Nonlinear Schr\"odinger Equation with Spatio-Temporal Perturbations

TL;DR

This paper studies the dynamics and stability of solitons in a perturbed nonlinear Schrödinger equation with spatio-temporal forcing, damping, and stabilization, using analytical and numerical methods to derive conditions for soliton stability and lifetime.

Contribution

It develops a collective-coordinate theory for soliton dynamics under complex perturbations and introduces a stability criterion based on the slope of a momentum-velocity curve.

Findings

Solitons perform unidirectional motion with oscillations around a mean trajectory.

Soliton stability is linked to the slope of the P(V) curve, with negative slope indicating instability.

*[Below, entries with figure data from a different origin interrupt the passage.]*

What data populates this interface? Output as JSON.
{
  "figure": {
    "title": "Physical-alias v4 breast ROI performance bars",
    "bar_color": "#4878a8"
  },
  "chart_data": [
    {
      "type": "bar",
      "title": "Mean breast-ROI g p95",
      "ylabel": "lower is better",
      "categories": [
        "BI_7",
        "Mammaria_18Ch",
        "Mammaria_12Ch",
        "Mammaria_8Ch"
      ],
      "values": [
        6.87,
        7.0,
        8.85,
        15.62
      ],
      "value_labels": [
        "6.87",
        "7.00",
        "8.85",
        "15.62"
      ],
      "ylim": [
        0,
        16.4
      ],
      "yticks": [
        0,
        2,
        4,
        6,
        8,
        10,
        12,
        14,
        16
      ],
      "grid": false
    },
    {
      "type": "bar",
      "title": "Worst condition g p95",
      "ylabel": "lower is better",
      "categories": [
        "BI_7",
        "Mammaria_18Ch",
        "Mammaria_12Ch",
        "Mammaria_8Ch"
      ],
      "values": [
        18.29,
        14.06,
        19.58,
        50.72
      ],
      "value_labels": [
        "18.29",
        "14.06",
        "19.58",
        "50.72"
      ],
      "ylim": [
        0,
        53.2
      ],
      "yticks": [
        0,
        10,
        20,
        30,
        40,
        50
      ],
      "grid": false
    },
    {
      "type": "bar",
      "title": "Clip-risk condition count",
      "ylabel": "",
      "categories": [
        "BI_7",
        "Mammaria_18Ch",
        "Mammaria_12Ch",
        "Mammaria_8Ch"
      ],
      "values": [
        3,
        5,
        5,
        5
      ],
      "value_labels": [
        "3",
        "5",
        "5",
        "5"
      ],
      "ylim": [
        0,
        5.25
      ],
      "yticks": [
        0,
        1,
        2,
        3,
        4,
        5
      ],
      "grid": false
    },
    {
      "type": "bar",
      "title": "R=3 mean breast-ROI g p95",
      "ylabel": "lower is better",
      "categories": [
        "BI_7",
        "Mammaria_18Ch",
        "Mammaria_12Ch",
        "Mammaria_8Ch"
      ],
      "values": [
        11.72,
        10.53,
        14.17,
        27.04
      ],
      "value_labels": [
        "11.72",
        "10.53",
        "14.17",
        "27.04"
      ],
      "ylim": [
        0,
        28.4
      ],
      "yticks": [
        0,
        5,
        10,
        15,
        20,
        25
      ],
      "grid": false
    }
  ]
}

The soliton lifetime correlates with the length of the negative slope branch.

Abstract

We investigate the dynamics of solitons of the cubic Nonlinear Schr\"odinger Equation (NLSE) with the following perturbations: non-parametric spatio-temporal driving of the form $f(x,t) = a \exp[i K(t) x]$, damping, and a linear term which serves to stabilize the driven soliton. Using the time evolution of norm, momentum and energy, or, alternatively, a Lagrangian approach, we develop a Collective-Coordinate-Theory which yields a set of ODEs for our four collective coordinates. These ODEs are solved analytically and numerically for the case of a constant, spatially periodic force $f(x)$. The soliton position exhibits oscillations around a mean trajectory with constant velocity. This means that the soliton performs, on the average, a unidirectional motion although the spatial average of the force vanishes. The amplitude of the oscillations is much smaller than the period of $f(x)$. In order to find out for which regions the above solutions are stable, we calculate the time evolution of the soliton momentum $P(t)$ and soliton velocity $V(t)$: This is a parameter representation of a curve $P(V)$ which is visited by the soliton while time evolves. Our conjecture is that the soliton becomes unstable, if this curve has a branch with negative slope. This conjecture is fully confirmed by our simulations for the perturbed NLSE. Moreover, this curve also yields a good estimate for the soliton lifetime: the soliton lives longer, the shorter the branch with negative slope is.